Também é muito importante divulgarmos que o Brasil não é só a região Sudeste. Que o design brasileiro não está só ligado à indústria do Sul e ao mercado de São Paulo, que temos uma cultura riquíssima no Norte, no Nordeste, que temos histórias e tradições pelo país todo. Importante termos essa representação nacional. Por isso busco temas que fujam do polo do Sudeste. 


Qual o papel do Brasil no salão?

Cubro o salão desde 2011 e vou continuamente desde 2015. A presença do Brasil em Milão sempre foi importante, com um grande palco. Desde 2011 existiram projetos setoriais do Brasil, dos grandes grupos brasileiros dos setores de casa e construção, mas com um viés de mercado, de indústria. Porque é caro mandar tudo para a Itália, e também não tínhamos esse mercado diverso como hoje. Era muito setorial, comercial, não havia a ideia de promover a qualidade do design. Existiram edições pontuais com viés mais cultural, para falar dos nossos grandes mestres, por exemplo.

Meu trabalho com a Apex desmistificou isso, buscamos uma visão autoral, independente da indústria. Para buscar uma presença internacional precisamos apresentar ideias novas.
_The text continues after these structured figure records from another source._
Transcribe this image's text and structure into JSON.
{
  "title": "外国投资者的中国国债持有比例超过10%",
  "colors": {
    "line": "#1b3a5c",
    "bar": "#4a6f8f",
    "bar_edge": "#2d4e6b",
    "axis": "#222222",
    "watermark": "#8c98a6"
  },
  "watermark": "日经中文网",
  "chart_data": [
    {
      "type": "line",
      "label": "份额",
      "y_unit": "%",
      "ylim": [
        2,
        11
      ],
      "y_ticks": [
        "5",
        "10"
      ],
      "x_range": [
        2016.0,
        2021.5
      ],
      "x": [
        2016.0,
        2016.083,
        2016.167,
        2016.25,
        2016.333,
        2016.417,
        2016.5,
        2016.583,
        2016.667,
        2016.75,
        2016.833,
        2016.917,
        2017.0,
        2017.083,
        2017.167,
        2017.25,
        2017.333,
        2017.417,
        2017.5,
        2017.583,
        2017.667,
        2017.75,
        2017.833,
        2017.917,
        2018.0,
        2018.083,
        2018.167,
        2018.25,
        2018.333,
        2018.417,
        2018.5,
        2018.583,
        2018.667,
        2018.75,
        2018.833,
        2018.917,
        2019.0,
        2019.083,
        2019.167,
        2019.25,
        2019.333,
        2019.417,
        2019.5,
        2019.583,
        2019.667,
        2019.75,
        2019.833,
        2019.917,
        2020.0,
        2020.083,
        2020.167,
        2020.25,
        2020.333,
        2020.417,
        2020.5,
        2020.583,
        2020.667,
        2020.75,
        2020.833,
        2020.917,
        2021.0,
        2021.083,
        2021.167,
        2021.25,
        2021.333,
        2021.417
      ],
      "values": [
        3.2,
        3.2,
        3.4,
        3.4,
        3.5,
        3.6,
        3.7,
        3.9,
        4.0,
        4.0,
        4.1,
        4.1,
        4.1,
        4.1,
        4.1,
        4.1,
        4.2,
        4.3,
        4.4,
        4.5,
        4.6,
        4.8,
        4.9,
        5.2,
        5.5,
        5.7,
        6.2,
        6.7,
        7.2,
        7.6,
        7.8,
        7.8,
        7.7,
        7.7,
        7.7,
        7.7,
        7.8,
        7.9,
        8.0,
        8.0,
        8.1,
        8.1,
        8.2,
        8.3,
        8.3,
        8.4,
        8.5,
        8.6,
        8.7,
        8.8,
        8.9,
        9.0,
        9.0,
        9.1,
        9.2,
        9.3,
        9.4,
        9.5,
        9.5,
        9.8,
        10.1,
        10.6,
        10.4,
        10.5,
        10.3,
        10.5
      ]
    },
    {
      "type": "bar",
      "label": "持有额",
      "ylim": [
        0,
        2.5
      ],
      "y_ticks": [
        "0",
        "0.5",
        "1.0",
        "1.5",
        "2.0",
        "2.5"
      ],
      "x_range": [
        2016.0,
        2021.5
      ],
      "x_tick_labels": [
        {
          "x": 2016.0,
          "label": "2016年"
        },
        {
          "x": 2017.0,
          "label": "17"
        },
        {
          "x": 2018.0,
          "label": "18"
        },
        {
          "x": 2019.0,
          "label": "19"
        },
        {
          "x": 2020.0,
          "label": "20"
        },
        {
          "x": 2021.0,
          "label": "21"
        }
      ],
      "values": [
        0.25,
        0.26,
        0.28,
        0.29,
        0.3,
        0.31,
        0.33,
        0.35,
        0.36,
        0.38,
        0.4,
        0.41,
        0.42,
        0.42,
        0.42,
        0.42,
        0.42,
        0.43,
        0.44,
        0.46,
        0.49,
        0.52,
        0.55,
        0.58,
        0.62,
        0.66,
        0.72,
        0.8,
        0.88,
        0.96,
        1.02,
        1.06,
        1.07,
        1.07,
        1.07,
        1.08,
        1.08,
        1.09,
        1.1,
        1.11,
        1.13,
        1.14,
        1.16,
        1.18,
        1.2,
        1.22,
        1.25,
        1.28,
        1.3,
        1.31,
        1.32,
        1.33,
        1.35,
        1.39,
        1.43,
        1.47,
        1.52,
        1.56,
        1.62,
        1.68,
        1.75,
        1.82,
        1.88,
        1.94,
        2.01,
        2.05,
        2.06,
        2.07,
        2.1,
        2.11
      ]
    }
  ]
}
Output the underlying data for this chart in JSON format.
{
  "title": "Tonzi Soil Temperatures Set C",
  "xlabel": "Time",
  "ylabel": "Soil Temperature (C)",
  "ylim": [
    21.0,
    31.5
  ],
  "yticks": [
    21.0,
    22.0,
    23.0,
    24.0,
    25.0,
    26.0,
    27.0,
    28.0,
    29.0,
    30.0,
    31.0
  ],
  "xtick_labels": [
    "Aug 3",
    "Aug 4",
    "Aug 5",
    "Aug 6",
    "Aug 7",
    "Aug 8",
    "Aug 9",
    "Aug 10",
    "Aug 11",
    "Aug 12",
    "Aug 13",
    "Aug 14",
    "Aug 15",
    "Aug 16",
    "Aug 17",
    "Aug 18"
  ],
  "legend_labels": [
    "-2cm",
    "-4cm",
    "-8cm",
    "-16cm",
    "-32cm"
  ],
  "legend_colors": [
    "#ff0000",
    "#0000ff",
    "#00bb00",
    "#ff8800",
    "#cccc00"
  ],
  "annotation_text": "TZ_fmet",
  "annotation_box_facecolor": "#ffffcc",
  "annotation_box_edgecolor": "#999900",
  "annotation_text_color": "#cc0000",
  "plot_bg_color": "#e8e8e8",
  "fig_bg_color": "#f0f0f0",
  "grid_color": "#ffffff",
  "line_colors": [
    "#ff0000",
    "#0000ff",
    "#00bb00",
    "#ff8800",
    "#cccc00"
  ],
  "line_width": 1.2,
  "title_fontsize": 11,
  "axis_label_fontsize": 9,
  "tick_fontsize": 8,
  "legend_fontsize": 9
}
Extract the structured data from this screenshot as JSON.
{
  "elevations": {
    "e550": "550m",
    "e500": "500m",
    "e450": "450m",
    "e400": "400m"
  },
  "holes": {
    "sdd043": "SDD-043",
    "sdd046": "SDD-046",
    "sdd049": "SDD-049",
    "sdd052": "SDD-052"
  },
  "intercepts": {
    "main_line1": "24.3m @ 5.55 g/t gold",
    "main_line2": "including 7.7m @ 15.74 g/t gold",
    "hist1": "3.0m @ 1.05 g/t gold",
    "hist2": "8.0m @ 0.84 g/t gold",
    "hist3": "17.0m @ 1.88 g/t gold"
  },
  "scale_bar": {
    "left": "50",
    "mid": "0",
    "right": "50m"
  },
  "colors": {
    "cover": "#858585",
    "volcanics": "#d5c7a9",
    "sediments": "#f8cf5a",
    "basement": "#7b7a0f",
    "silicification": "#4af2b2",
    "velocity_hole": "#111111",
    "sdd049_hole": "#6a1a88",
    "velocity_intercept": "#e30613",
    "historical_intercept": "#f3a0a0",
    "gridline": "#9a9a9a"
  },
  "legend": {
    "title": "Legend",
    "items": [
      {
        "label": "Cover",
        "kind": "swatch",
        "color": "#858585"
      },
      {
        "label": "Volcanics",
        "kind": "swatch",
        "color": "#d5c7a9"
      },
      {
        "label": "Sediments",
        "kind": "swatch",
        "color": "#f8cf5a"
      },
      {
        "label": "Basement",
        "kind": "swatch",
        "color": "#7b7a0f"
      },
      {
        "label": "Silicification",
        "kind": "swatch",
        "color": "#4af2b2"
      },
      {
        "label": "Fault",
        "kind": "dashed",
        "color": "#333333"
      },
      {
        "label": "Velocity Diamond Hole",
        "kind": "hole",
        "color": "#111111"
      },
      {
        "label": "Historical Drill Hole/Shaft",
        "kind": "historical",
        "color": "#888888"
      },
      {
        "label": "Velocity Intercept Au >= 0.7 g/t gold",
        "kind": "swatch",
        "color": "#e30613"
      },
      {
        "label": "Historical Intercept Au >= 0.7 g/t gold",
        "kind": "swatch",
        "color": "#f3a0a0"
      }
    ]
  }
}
Os mestres todos já estão representados lá fora, precisamos mostrar o que é novo, para competir com o que acontece no Exterior. Precisamos entrar em concordância com ideias básicas do cenário internacional, que são sustentabilidade, criatividade, autoria, propósito, conceito atrelado ao produto.



Por muitos anos, o Salão do Móvel de Milão ficou atrelado à indústria. Porque o design italiano é indústria. E por muitos anos consumimos isso: que o bom design é aquele bem resolvido industrialmente. Só que essa não é a nossa realidade. O Brasil não é bem resolvido industrialmente. Temos que usar o nosso potencial, que é muito mais de narrativa e de criatividade. Aqui o produto passa pela indústria mas sempre é acabado manualmente, ou vice-versa. Essa é uma característica nossa que tem conquistado reconhecimento. Mas qualquer projeto que se faça em Milão tem que vir com uma cenografia correta, com discurso e conceito corretos. Só lançar produtos, lançar por lançar, não funciona mais em Milão. Importante que o Brasil conseguiu acompanhar esse movimento global. 


Que visitas imperdíveis você indica para quem irá este ano à Semana do Design de Milão, além, é claro, da mostra brasileira?

Imperdível conhecer as instalações nos grandes endereços da moda, como Hermès, Louis Vuitton, Armani, Fendi e Gucci. Nos sentimos impactados pelas cenografias. Há anos de show e outros mais tímidos, mas sempre impactantes.


A Alcova é uma feira de vanguarda, que mostra o que há de jovem e reúne pessoas do mundo todo, saindo do universo apenas do design europeu. No bairro de Isola, há muitas marcas com novos materiais e sustentáveis. O distrito de Brera também está repleto de bons endereços. Se a ideia for conhecer design experimental, busque a Baranzate Ateliers. Visito também sempre as grandes marcas inovadoras italianas, mais transgressoras, como Cassina, Moroso, B&B, Capellini. No distrito Cinque Vie estão os grandes palazzos. Há mostras de design no contexto dos palácios, com trabalhos mais artesanais. O Palazzo Litta, na Corso Magenta, é um deles.